Friday, December 6, 2013

I've got a lot to be thankful for...

Our beautiful Thanksgiving table

It's the time of year when I begin to look at my life and reflect. Not only on the past year, but my life in general. I think about my friends and family, I think about my job, I think about my past and my future. And I think about food. Yes, food. Who doesn't think about food when it comes to the holiday season? You're lying to yourself if you claim you don't.

I have to admit that Thanksgiving dinner (or lunch, or whole-day meal, whatever you want to call it- and don't forget about the left overs) is my favorite meal of the entire year. And it is interesting because I never really knew why, until 2 weeks ago. Yes, it's great to be surrounded by family and friends, but this post isn't about the mushy part of Thanksgiving, it's about the FOOD. I learned that Thanksgiving food is the best because: 1. You really eat it any other time of the year, but you could, 2. There is just so much to choose from, and 3. Carbs. And cheese. And more carbs. I realized that Thanksgiving food is unique because you really eat a TON of carbs and cheese (which I love, by the way). If I have anything to say about it, if there is something that could remotely be considered healthy served at Thanksgiving, you've done it wrong. Broccoli? Throw some cheese on that shiz! Green beans? Sugar, salt and bacon please! Turkey? What's turkey without gravy?

A Thanksgiving toast- no judging on the brand!

But when you live in a country that you struggle to find things that you need for all your yummy homemade recipes, cooking for Thanksgiving can become-- interesting. I remember Skyping with my family once and they asked me what my friends and I would do. I told them we were planning on a pot-luck style dinner. When they asked about the turkey, I told them it is REALLY difficult, and expensive, to find turkey in this country, so we were planning on getting chicken. Do you plan on roasting it yourself? Seeing as we have VERY limited oven space, we will probably just walk down the the corner and get one out of the trucks. Apparently this isn't a normal response in America (it seemed totally normal, and logical to me at the time). I then had to explain that there are several trucks/cars that park on the street, open the back, and it is a full blown rotisserie! And the chickens look and smell delicious! Even though I was totally serious at the time, we ended up not getting a out-of-the-back-of-a-truck chicken, just a normal chicken from the store. Already roasted.

Chicken

Thanksgiving took a little more planning than I thought.
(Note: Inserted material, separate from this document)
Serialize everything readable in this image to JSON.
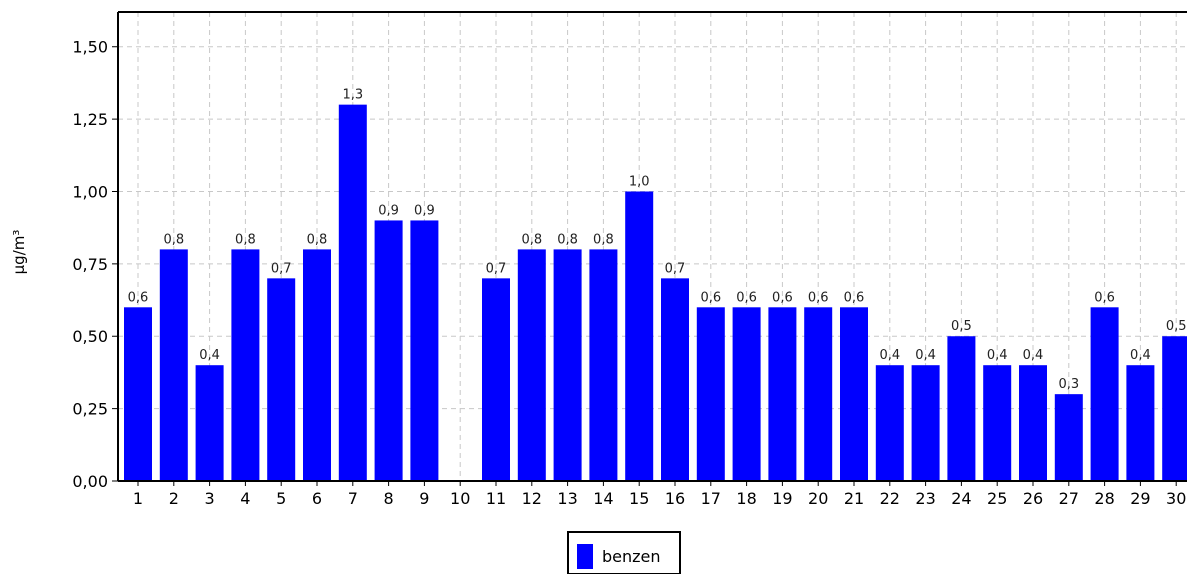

I knew exactly what I was going to make. Broccoli and cheese casserole. My absolute favorite casserole. But when you can't find cream of celery soup, nor Velveeta cheese, it becomes a little difficult. OK, I'll do a different casserole. Cream of mushroom is at Costco. FOR $20 for a few cans. No dice. OK, then I'll have to do something else. I'd been put in charge of vegetables, so Adrienne and I decided to take a stroll to our local market and bought random veggies- zucchini, broccoli, corn, peppers. So I asked my parents and asked what I could throw together with what I had. It seemed like I was missing at least one ingredient for all the recipes they were suggesting. So I got online, chose 2 random recipes and decided to try to combine them.

When recipes go wrong

Goal: Yummy stuffed Zucchini. I had 4 halves of zucchini, peppers, garlic, sausage (technically beer and cheese bratwurst but you deal with what you have), cream cheese, onion, Ritz and Parmesan. So I just randomly threw stuff together. All 4 were different. 2 had cream cheese, the other 2 had Ritz and Parmesan on top. Some had bell peppers, some had garlic salt, some had Italian herb seasoning. I had no clue how they would taste, but it was a shot. So I baked them up, and headed over to Kaleena's to cook the rest of the veggies closer to cooking time (there was also an incident where Adrienne decided to launch one of my zucchinis across the street, therefore we had one zucchini with a little less filling).





The food ended up being amazing. And we had waaayyyy too much! We had the zucchinis, broccoli, corn, green beans, carrots, stuffing, mac n cheese, sweet potatoes (with rainbow marshmallows haha), fresh baked rolls and breads, pumpkin cream cheese dip, SWEET mashed potatoes with no gravy (apparently English people don't know the importance of this key dish in an American Thanksgiving, we still love you though Lauren, maybe) and chicken. For desert we had pumpkin pie, apple pie, apple crisp, brownies and ice cream. OMG it was amazing. So delicious.


My plate






I spy food comas!

We had games too. Jenga, Pictionary and a whip cream fight (that was only between Kaleena and Kieran). You know you've eaten a ton when the punishment for losing Jenga is "BROWNIE! BROWNIE! BROWNIE!" Also, when multiple people are down for the count in food comas!

Kaleena lost the whip cream fight

Concentration

Korean-style Jenga?

Adrienne lost- open wide!

Kieran thought she needed a little whip cream with that brownie


She got me back

Won Eyk and his (lacking) drawing skills

The group, minus 2

It was a great time with great friends. Hopefully next year will be just as great!